How do the ideals of progressivism become the idols of antisemitism? As a rabbi in one of the most progressive cities in America, I try to understand this phenomenon through scapegoat theory and through my own heartbreaking experiences. So what do we tell our college students? How do we heal instead of hurt? How do we get to the Thou? (Sermon, Yom Kippur 2024/5785)
As a Conservative rabbi in one of the most progressive cities in America, it's been an incredibly painful year of feeling unable to ask for empathy from my own fellow Jews, as I see this year's events as Good vs Evil, and so many of my congregants want me to be condemning Israel while declaring moral equivalencies. And I know they, too, need from me what I cannot give them: validation for their perspective. This sermon is my way of coming to terms with all of it.
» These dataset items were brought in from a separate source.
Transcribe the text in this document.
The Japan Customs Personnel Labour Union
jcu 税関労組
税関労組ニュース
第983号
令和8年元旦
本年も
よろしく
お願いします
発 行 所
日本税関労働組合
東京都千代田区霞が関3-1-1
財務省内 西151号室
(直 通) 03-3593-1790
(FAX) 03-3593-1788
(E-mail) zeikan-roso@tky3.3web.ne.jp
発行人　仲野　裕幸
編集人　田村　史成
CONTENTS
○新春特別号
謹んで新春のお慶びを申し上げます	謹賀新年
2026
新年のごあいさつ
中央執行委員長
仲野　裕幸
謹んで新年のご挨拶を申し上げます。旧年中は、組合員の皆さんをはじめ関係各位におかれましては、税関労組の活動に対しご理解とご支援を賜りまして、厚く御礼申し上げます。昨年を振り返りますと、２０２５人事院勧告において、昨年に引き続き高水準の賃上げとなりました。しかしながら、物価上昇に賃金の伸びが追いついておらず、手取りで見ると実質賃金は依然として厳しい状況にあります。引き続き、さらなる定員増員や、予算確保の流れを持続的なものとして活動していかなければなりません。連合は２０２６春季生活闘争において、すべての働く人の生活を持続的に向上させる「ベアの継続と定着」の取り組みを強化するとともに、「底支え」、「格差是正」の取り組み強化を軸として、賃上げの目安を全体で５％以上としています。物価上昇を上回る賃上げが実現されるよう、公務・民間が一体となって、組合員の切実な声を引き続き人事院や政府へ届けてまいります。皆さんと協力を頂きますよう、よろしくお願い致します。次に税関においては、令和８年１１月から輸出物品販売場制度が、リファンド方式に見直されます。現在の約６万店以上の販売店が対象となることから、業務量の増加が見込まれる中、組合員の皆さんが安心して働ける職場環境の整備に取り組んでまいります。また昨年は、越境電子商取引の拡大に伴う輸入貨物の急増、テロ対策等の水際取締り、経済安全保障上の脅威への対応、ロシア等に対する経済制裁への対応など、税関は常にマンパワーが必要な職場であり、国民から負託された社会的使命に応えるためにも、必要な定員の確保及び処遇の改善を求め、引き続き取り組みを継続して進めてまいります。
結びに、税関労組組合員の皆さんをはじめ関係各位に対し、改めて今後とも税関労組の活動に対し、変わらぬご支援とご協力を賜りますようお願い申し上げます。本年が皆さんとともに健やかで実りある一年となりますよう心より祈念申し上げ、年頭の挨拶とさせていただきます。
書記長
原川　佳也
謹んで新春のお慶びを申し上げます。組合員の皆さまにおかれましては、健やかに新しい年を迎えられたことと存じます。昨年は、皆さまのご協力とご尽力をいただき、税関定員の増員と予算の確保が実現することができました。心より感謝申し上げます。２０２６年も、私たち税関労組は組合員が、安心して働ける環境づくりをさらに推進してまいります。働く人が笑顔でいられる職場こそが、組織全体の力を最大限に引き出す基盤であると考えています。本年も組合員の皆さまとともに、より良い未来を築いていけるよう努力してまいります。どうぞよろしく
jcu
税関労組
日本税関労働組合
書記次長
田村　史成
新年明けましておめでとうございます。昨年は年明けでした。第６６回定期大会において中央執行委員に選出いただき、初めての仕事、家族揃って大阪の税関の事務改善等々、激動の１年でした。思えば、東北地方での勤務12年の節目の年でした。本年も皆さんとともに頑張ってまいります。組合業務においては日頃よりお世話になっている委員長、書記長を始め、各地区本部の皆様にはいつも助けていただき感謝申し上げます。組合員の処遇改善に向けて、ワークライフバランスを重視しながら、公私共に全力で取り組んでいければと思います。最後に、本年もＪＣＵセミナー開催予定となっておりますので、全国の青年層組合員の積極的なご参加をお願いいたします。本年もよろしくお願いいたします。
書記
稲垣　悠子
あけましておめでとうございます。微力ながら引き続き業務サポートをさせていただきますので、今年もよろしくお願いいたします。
This dvar Torah uses the amazing article by Rabbi David Golinkin on the history of the halakhah and the practice. It can be found at: https://schechter.edu/must-gods-name-be-written-in-english-as-g-d/
It is commonplace to hear today's Israel-Arab Conflict portrayed as an example of Settler-Colonial European Jews settling in the nation-state of indigenous-dwelling Palestinians. This is a modern invention and is not how the conflict was understood by local Arabs a hundred years ago, who did so in rational terms that match the Biblical arguments between the Israelites (Gideonites) and local Ammonites in Judges chapters 10 and 11. Using the recent scholarly work of Jonathan Marc Gribetz as well as Alex Stein's Love of the Land substack, I show how the ancient outlaw leader Yiftach understood today's situation better than student demonstrators, colonial marxist professors, and Western Hamas apologists.
As Purim became a holiday of tremendous festivities and lightheartedness, the Rabbis knew that the end of the Megillah in Chapter 9 has a dubious quality, that of a massacre on Haman's people. Is this a happy ending, a desirable ending, that of massacre, that of Jews finally (and really for its time, only possible in the Jewish imagination but not in practice) having power? So the Rabbis created a requirement that on the Shabbat morning before Purim, one must read about the Amalekites. In this podcast, I present traditional commentary and observations given the context of the fighting in Gaza.
The most influential rabbi you've never heard of? Based on an episode of the RadioLab podcast ("Relative Genius") and a biography in the Jewish Encyclopedia -- https://www.jewishencyclopedia.com/articles/12611-rebenstein-aaron -- I tell you about the extraordinary Rabbi Aaron David Bernstein who likely accomplished more in his lifetime by himself than your average Ivy League university!